A culpa é do capitalismo…

A falta d’água em São Paulo não é apenas um problema de gestão, que poderia ser resolvido por uma administração mais competente. Afinal, a falta de chuvas é real. O estado de São Paulo enfrenta a maior seca desde 1969. A estiagem em São Paulo não é um fenômeno isolado e de âmbito apenas local. A mudança climática é um processo global, que resulta em vários tipos de desequilíbrios, como secas, inundações, ondas de frio ou calor, tempestades, furacões, nevascas, efeito estufa, etc., em várias regiões do planeta.
Essa mudança climática que estamos vivenciando nas últimas décadas é resultado do acúmulo de séculos de intervenção humana no meio ambiente, em particular a partir da Revolução Industrial. A queima de combustíveis fósseis, a extração de minérios e outros recursos, a derrubada de florestas e matas nativas, a extinção de espécies animais e vegetais, o esgotamento da fertilidade dos solos pela agricultura e pecuária intensivas, o despejo de poluentes na terra, nas águas e no ar, o lixo, a impermeabilização dos terrenos pela urbanização, destruição de margens de rios e mangues, etc; tudo isso vem acontecendo há séculos de uma maneira descontrolada, irracional, inconsequente. Isso inevitavelmente provocaria mudanças no equilíbrio ecológico e climático do planeta, com as consequências que estamos vivenciando hoje, e que não serão facilmente reversíveis.
Mas o problema não foi o simples aumento da capacidade produtiva da humanidade, o que em termos da história da espécie é uma vitória sobre a natureza. O problema é que esse aumento das forças produtivas não foi aproveitado de maneira racional para atender às necessidades humanas, e sim para aumentar o lucro capitalista. A forma mercadoria é a forma de todos os produtos da atividade humana no capitalismo, o que significa que esses produtos são produzidos não porque atendem a alguma necessidade, mas para que possam ser vendidos, e assim realizar e multiplicar o seu valor mercantil.
No auge da sua irracionalidade, vemos esse sistema produzir milhões de automóveis, que não podem circular porque provocam gigantescos engarrafamentos, milhões de eletrodomésticos que são jogados no lixo com pouco tempo de uso para serem substituídos por novas bugingangas, toneladas de alimentos sendo desperdiçados e quase um bilhão de pessoas passando fome porque não podem pagar pela comida, prédios e apartamentos sendo construídos e pessoas sem ter onde morar, milhões de trabalhadores adoecendo física e psicologicamente por excesso de serviço e outros milhões desempregados. Para o capitalismo, é indiferente que as mercadorias atendam ou não a alguma necessidade, o que importa é que sirvam como suporte para a multiplicação do valor. Por isso, vivemos uma overdose de mercadorias (e de miséria) e alterações no equilíbrio ecológico global. A produção capitalista é uma produção destrutiva.

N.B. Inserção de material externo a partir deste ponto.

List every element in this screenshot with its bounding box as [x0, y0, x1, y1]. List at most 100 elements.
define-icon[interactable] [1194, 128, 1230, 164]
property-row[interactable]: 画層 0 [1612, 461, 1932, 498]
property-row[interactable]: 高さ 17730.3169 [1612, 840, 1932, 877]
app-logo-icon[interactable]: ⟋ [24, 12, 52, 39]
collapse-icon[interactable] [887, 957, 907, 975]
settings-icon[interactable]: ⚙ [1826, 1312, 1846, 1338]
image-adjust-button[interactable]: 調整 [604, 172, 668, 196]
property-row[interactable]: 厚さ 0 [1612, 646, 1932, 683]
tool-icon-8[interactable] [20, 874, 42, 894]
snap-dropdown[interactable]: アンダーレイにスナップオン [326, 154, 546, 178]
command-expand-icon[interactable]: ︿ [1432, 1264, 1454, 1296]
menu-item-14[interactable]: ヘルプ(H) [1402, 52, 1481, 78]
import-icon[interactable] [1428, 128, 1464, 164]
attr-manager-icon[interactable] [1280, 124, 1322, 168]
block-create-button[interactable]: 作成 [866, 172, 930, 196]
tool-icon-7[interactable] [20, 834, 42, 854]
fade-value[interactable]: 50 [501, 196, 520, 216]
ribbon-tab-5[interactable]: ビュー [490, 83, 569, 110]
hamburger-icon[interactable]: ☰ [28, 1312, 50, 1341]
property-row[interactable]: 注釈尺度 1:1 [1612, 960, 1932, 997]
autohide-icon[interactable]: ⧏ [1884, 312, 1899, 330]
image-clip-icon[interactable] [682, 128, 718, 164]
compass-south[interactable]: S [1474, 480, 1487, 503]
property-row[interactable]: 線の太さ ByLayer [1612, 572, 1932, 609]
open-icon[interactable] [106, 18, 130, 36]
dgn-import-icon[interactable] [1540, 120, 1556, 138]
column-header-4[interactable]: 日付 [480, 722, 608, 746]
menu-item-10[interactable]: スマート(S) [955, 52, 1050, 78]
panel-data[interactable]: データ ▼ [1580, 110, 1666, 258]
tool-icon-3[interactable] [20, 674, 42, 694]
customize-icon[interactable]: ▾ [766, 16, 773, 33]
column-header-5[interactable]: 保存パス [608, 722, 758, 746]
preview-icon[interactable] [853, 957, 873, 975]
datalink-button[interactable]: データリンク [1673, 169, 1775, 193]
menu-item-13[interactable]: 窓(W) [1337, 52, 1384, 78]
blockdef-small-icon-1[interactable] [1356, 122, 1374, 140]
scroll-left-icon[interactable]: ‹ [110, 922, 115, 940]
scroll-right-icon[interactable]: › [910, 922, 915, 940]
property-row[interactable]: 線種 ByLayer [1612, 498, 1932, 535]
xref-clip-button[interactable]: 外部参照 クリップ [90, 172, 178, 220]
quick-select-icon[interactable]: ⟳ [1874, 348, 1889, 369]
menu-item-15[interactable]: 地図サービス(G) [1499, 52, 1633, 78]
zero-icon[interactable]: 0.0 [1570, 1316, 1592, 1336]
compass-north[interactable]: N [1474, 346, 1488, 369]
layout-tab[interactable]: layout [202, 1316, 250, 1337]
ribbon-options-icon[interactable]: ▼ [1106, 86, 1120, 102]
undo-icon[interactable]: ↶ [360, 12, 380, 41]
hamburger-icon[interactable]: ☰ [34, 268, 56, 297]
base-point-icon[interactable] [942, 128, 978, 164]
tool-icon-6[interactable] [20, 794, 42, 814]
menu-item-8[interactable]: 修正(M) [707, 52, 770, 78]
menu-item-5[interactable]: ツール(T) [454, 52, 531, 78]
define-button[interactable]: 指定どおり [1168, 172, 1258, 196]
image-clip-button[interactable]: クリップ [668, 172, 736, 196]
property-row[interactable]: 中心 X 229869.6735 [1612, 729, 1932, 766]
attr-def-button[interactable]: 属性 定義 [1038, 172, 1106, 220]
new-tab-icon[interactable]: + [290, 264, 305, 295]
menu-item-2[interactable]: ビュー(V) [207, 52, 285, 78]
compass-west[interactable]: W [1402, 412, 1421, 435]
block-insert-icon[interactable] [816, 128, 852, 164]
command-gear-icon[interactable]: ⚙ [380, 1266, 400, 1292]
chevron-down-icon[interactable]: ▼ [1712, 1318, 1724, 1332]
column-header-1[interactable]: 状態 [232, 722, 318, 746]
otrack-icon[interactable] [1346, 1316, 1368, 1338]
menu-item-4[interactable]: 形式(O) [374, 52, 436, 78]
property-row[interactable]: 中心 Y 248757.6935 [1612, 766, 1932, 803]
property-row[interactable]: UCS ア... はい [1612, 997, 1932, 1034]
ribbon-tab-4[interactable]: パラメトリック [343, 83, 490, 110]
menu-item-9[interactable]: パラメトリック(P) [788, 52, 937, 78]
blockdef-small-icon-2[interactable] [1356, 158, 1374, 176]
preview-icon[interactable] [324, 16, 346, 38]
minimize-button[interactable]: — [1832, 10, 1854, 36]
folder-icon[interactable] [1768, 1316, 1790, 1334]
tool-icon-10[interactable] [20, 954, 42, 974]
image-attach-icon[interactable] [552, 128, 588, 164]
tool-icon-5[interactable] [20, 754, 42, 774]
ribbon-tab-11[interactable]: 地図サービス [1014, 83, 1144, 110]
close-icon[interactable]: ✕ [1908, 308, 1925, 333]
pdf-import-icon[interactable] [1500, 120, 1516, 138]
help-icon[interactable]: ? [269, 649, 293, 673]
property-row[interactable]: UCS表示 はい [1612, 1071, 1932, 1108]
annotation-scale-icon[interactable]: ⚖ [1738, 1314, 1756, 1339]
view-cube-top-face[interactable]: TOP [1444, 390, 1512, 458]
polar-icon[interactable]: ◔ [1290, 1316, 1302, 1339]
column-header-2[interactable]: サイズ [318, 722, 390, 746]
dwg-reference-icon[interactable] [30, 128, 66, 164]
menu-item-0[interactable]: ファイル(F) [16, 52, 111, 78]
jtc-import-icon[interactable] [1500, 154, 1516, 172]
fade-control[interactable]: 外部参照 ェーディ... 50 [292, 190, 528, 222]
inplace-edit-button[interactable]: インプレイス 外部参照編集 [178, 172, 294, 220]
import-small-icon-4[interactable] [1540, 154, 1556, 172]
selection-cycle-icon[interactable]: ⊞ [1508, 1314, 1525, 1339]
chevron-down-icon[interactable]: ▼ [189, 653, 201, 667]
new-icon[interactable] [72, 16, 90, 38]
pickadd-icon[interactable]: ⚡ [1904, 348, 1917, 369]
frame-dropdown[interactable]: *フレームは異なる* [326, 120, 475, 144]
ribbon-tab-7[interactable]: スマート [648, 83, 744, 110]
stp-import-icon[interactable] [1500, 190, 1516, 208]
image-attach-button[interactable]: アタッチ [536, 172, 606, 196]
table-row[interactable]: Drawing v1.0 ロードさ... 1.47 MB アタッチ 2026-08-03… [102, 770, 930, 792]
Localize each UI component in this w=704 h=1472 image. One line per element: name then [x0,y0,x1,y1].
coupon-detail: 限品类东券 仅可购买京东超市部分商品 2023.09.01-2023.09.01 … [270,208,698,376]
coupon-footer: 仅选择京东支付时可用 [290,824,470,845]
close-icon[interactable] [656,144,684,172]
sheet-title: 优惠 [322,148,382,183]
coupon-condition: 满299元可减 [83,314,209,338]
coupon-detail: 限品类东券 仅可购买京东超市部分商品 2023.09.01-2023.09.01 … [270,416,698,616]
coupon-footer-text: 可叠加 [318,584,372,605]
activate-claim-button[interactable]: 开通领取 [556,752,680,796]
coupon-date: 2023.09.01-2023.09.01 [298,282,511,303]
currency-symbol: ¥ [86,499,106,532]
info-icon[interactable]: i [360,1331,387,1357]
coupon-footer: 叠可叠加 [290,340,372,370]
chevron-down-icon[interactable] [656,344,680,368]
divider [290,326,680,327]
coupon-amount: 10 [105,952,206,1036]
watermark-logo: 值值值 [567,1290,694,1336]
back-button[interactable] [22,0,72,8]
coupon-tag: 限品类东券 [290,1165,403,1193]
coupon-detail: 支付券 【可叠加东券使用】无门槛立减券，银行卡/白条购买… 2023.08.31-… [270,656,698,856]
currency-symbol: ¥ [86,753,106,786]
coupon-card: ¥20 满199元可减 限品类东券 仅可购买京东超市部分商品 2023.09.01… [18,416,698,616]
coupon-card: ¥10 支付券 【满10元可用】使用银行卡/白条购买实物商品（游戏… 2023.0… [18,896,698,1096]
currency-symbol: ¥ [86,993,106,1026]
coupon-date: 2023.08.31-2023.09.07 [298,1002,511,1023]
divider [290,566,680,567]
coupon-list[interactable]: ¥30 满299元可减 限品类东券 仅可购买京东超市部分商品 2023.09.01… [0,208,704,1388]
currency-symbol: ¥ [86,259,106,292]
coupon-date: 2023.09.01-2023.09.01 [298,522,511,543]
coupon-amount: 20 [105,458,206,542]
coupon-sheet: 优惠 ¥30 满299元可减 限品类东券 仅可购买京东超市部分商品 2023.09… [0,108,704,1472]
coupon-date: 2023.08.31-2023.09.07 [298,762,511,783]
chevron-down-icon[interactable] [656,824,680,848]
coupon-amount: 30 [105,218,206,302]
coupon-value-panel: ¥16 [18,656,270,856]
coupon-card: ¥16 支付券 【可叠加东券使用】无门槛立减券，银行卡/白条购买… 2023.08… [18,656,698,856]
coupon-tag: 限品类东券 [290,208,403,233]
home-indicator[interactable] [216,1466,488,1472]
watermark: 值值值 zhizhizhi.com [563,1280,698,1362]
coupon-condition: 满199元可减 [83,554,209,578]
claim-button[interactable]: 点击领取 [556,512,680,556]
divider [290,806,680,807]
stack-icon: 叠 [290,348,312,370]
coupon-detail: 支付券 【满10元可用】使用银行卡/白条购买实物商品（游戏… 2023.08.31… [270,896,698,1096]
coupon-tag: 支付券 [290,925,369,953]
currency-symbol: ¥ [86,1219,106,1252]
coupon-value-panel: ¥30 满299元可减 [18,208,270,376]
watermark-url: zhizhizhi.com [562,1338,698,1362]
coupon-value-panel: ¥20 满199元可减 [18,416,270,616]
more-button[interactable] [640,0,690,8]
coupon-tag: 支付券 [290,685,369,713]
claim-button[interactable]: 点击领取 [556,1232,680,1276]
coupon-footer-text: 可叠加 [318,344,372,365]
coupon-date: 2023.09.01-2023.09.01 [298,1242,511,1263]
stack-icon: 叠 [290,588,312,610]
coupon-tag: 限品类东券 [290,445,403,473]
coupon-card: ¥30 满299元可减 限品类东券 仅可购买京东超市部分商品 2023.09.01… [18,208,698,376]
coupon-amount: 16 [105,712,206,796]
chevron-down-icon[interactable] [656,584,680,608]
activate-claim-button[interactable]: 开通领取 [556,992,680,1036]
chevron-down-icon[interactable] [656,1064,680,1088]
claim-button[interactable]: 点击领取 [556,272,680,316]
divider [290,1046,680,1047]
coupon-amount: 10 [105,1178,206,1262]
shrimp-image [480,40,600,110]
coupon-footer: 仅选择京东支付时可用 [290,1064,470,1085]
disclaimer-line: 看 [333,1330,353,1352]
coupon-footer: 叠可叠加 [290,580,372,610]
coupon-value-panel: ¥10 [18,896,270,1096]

…o capitalismo privatizou a água

Se o sistema capitalista em escala global pode ser responsabilizado pelos desequilíbrios climáticos e a falta de chuva, esse mesmo sistema e sua lógica do lucro a qualquer custo destrói as possibilidades de lidar com a falta de chuvas na escala local. No Brasil, de acordo com as definições da lei, a água em si não pode ser vendida como mercadoria. As empresas que fazem o abastecimento podem cobrar pelo serviço de tratamento e distribuição. É esse custo que vem na conta d’água que todos pagamos. Para prover esse serviço, essas empresas precisam receber uma concessão governamental, e para isso precisam se comprometer com uma série de condições.
Na região da Grande São Paulo, a empresa responsável por esse serviço é a SABESP, uma empresa de economia mista, com maioria acionária pertencente ao governo do estado e o restante das ações nas mãos de investidores privados. A concessão da SABESP para fornecer o tratamento e distribuição de água em mais de 300 cidades do estado de São Paulo foi renovada pela última vez em 2004. Na renovação, ficou estabelecido que a SABESP tinha a obrigação de investir em estações de tratamento de esgoto, aumento dos reservatórios e manutenção dos encanamentos (um terço da água se perde em vazamentos, segundo a própria SABESP). Para cumprir com essa obrigação, a empresa teria que fazer pesados investimentos.
Ao invés disso, a SABESP pagou R$ 500 milhões como lucro aos seus ricos donos somente este ano. Entre 2004 e 2013, foram ao todo R$ 4,8 bilhões! Isso quer dizer que alguns poucos estão lucrando com a desgraça e a falta d’água de outros!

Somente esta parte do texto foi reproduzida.